Сенатор Марк Виниций, вызванный Калигулой с корабля, где он оставался с утра, ходил. Ходил по приказу. Нет, пожалуй, по мягкой просьбе императора, из края в край острова. На месте, где это обычно разрешалось Нерону Цезарю. Тысяча шагов по пустынной площадке в одну сторону поперек острова. Тысяча обратно. От кромки воды до ее же кромки. Солнце палило нещадно. Ни облачка в небе, ни деревца над головой. Порциус шел рядом, считал шаги.

— Раз-два-три…пять…восемь…Раз-два-три…десять…

Изумленные сенаторы подошли к принцепсу, переминаясь с ноги на ногу, боясь спросить, что происходит. Гай Цезарь Август Германик, отслеживавший полет чаек над морем, долго молчал. Потом сказал им, не повернувшись даже лицом:

— А вы что стоите? Каждому десять раз туда и обратно! Давайте! Счет уж пошел. Раз-два-три… Десять!

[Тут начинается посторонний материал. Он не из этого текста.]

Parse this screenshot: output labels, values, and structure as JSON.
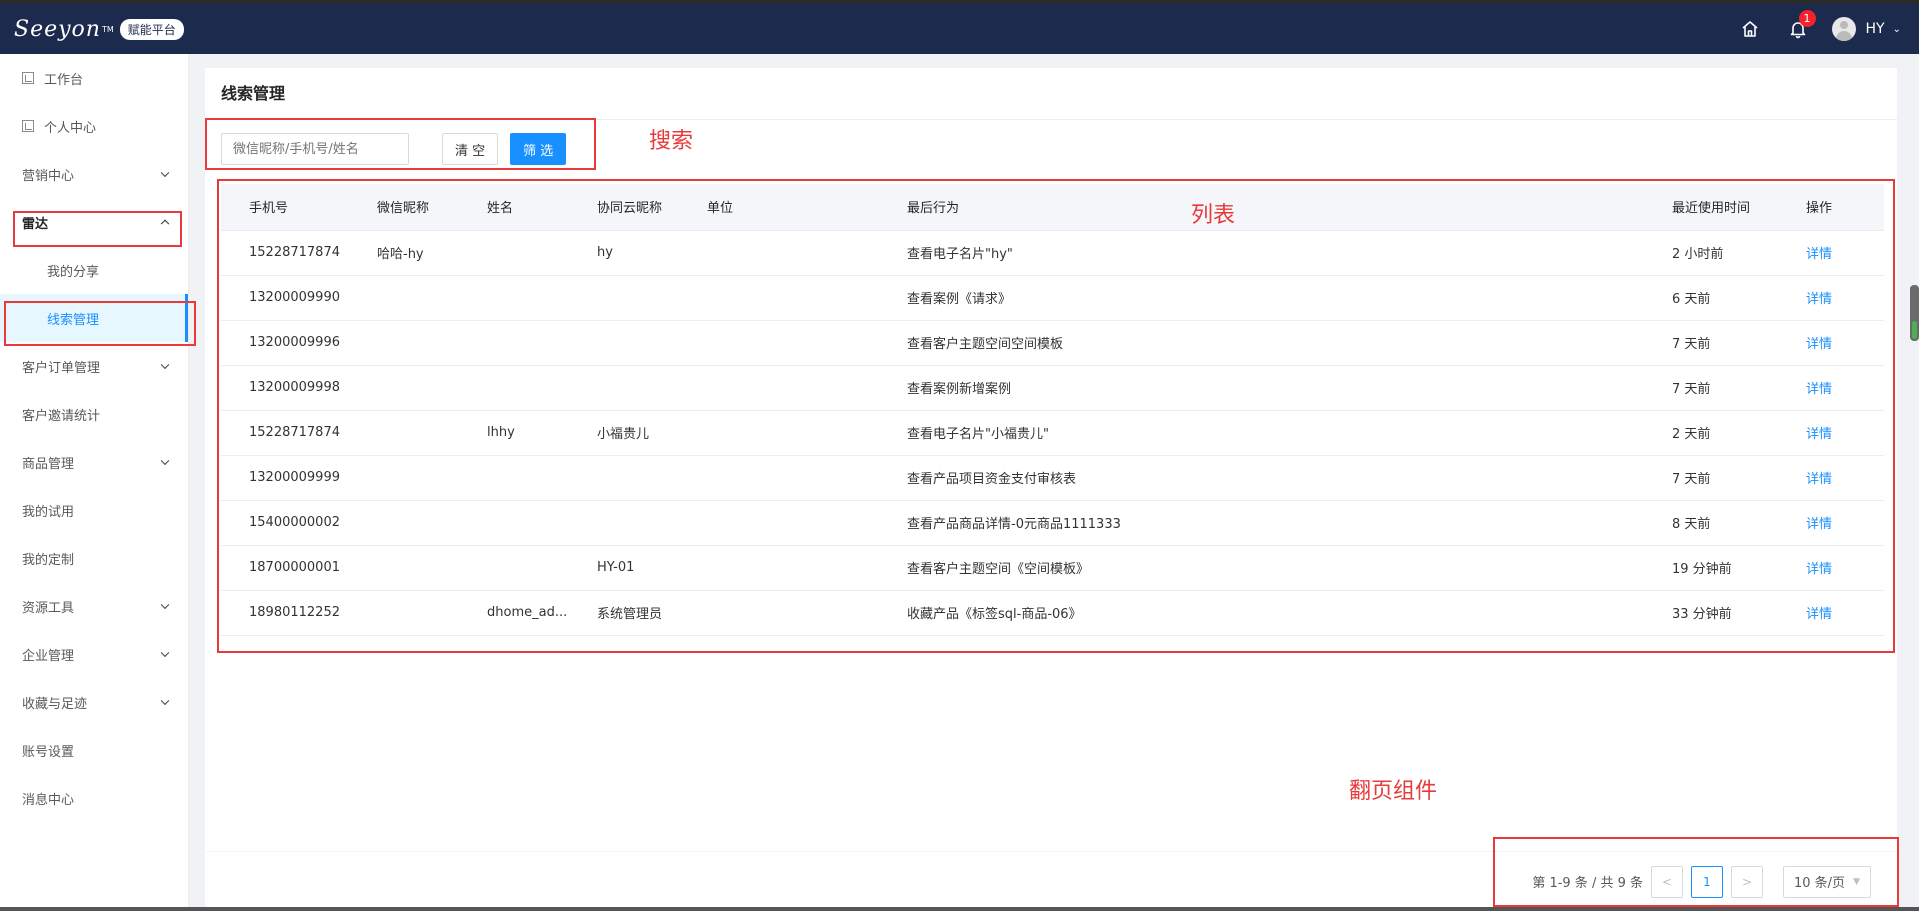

Порциусу, хорошо знавшему, как умерли Нерон Цезарь и Агриппина, довелось еще узнать, как умер Друз Цезарь. По странному капризу своему, взял его император и в подвалы дворца Тиберия в Риме. Он собирал останки тех, кто были его родными, а Порциус был его спутником. И раз уж был им единожды, то почему не дважды? Мог бы, казалось, до плавания на Пандатерию сходить в подвалы Калигула. Его же дворец теперь, хоть исходи вдоль и поперек, можно! А вот решился только после возвращения в Рим. И взял с собой дурачка. Друзей у него нет, что ли? Бывает такое. У Порциуса был друг, Луций, теперь нет его.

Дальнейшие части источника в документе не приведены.